USDA clears California slaughterhouse accused of abuse to reopen

McDonald's cuts ties with a California slaughterhouse accused of abusing cows.
(Tim Boyle / Getty Images)

Central Valley Meat Co., the California slaughterhouse shut down by regulators last week after undercover video footage showed apparent animal abuse, reopened Monday morning after promising to change its ways.

The U.S. Department of Agriculture said it had “concluded its evaluation of the extensive corrective action plan” submitted by the slaughterhouse to address “recent humane handling violations.”

The company, according to the agency’s Food Safety and Inspection Service, will add more training for employees along with other safeguards to ensure that “only ambulatory animals are processed.”

Workers will not be allowed to pull, drag or lift the cows, and may use electric or vibrating prods only sparingly, and never on sensitive body parts such as the face, the slaughterhouse promised.

Regulators had temporarily suspended operations at Central Valley Meat amid concerns that so-called downer cattle – cows unable to move, sometimes due to illness or lameness – were illegally being sent into the human food chain.

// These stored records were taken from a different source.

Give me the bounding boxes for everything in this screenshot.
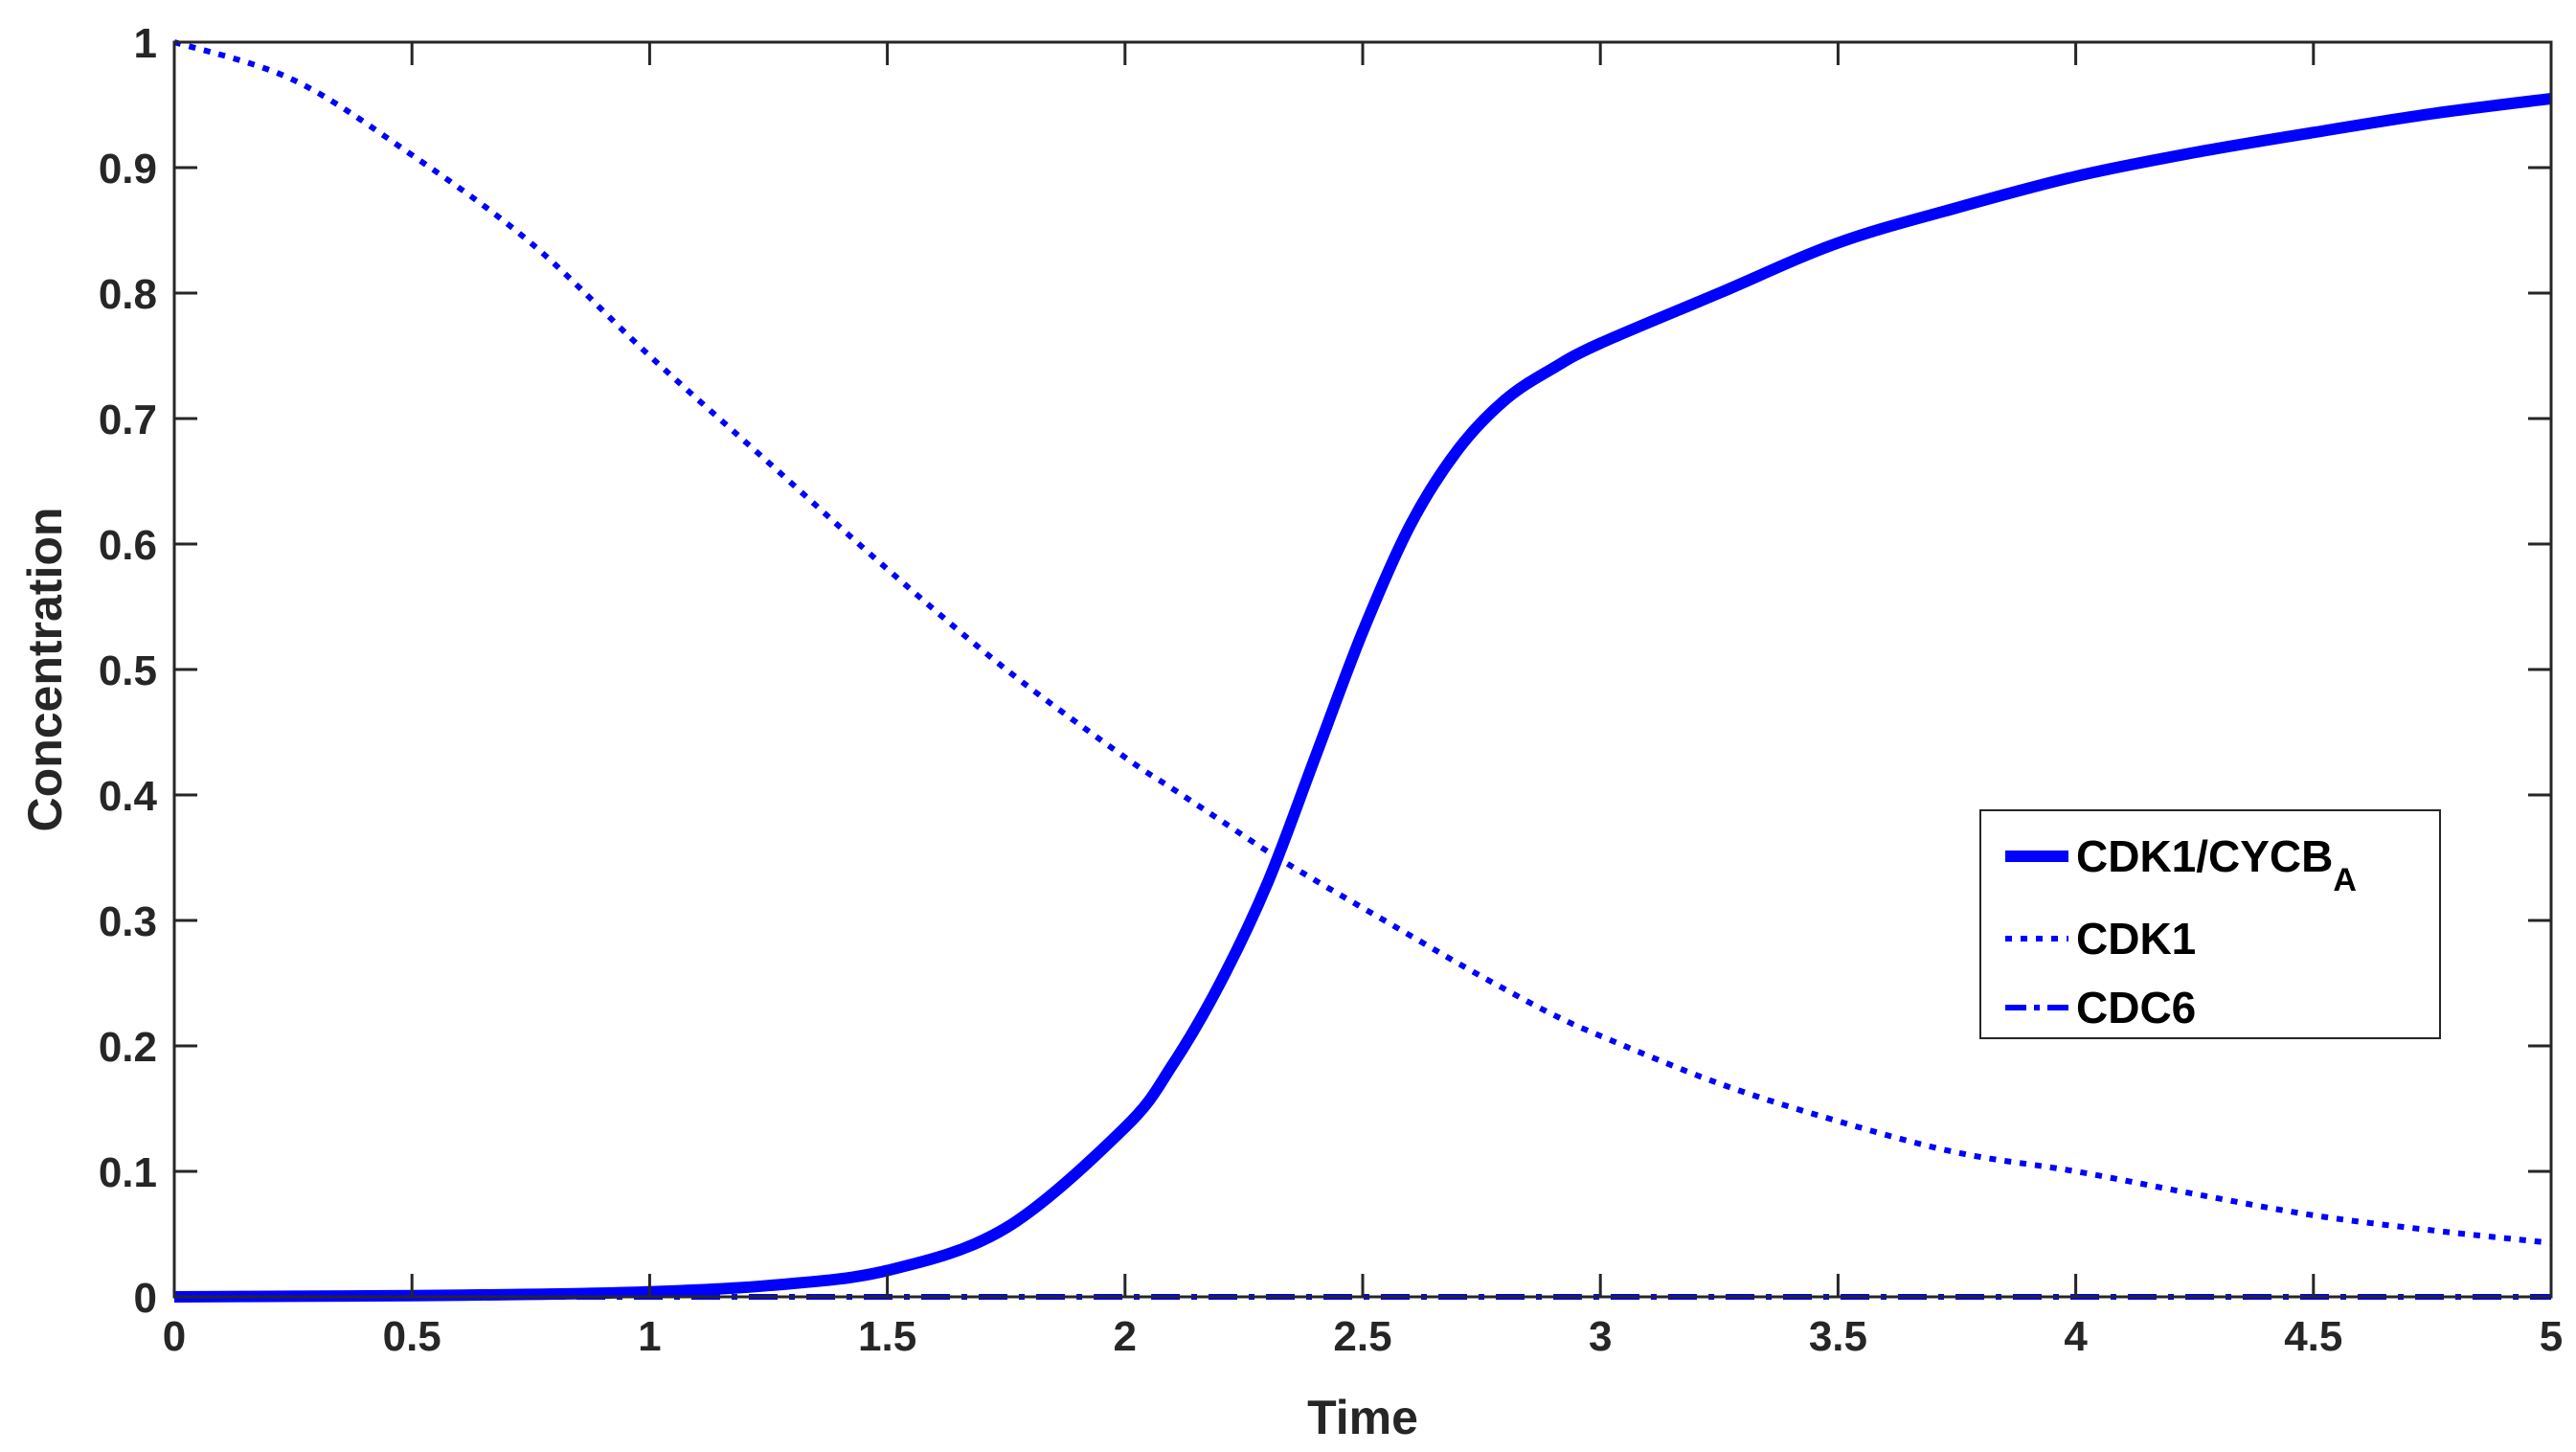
series-cdk1-line xyxy=(173,39,2552,1246)
plot-area xyxy=(174,42,2551,1297)
y-tick-label: 0.7 xyxy=(99,397,157,443)
y-tick-label: 0.3 xyxy=(99,898,157,945)
legend-label-cdk1-cycba-main: CDK1/CYCB xyxy=(2076,831,2333,881)
x-tick-label: 1.5 xyxy=(858,1313,916,1360)
legend-label-cdc6: CDC6 xyxy=(2076,983,2196,1032)
x-tick-label: 3 xyxy=(1589,1313,1612,1360)
x-tick-label: 4.5 xyxy=(2284,1313,2342,1360)
x-axis: 0 0.5 1 1.5 2 2.5 3 3.5 4 4.5 5 xyxy=(163,42,2563,1360)
y-tick-label: 0.8 xyxy=(99,271,157,318)
y-tick-label: 0.6 xyxy=(99,522,157,569)
legend: CDK1/CYCBA CDK1 CDC6 xyxy=(1979,809,2441,1039)
x-axis-title: Time xyxy=(1307,1391,1418,1444)
x-tick-label: 3.5 xyxy=(1809,1313,1867,1360)
legend-label-cdk1: CDK1 xyxy=(2076,914,2196,964)
y-axis-title: Concentration xyxy=(18,508,72,832)
x-tick-label: 1 xyxy=(638,1313,661,1360)
legend-box xyxy=(1979,809,2441,1039)
y-tick-label: 0.9 xyxy=(99,146,157,193)
legend-label-cdk1-cycba: CDK1/CYCBA xyxy=(2076,831,2357,898)
y-tick-label: 0.1 xyxy=(99,1149,157,1196)
legend-label-cdk1-cycba-sub: A xyxy=(2333,862,2357,898)
y-tick-label: 0.4 xyxy=(99,773,158,820)
y-tick-label: 0.5 xyxy=(99,647,157,694)
x-tick-label: 0.5 xyxy=(383,1313,441,1360)
x-tick-label: 2 xyxy=(1114,1313,1137,1360)
y-axis: 0 0.1 0.2 0.3 0.4 0.5 0.6 0.7 0.8 0.9 1 xyxy=(99,20,2551,1322)
x-tick-label: 0 xyxy=(163,1313,186,1360)
x-tick-label: 2.5 xyxy=(1333,1313,1391,1360)
y-tick-label: 1 xyxy=(134,20,157,67)
y-tick-label: 0 xyxy=(134,1275,157,1322)
series-cdk1-cycba-line xyxy=(173,92,2552,1303)
x-tick-label: 5 xyxy=(2540,1313,2563,1360)
x-tick-label: 4 xyxy=(2064,1313,2088,1360)
y-tick-label: 0.2 xyxy=(99,1024,157,1071)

The investigation into the alleged food safety violations will continue. The company is still barred from supplying meat to federal food programs such as the National School Lunch Program.

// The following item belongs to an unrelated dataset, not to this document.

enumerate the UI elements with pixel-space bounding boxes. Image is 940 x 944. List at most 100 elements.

Last week, several of Central Valley Meat’s corporate customers severed ties with the slaughterhouse after a video from animal rights advocacy group Compassion Over Killing showed animals being shocked, shot and otherwise treated cruelly.

Hamburger chains In-N-Out, McDonald’s, Jack in the Box and Burger King – who had either direct or indirect supply arrangements with Central Valley Meat – said last week that they would no longer accept products from the plant.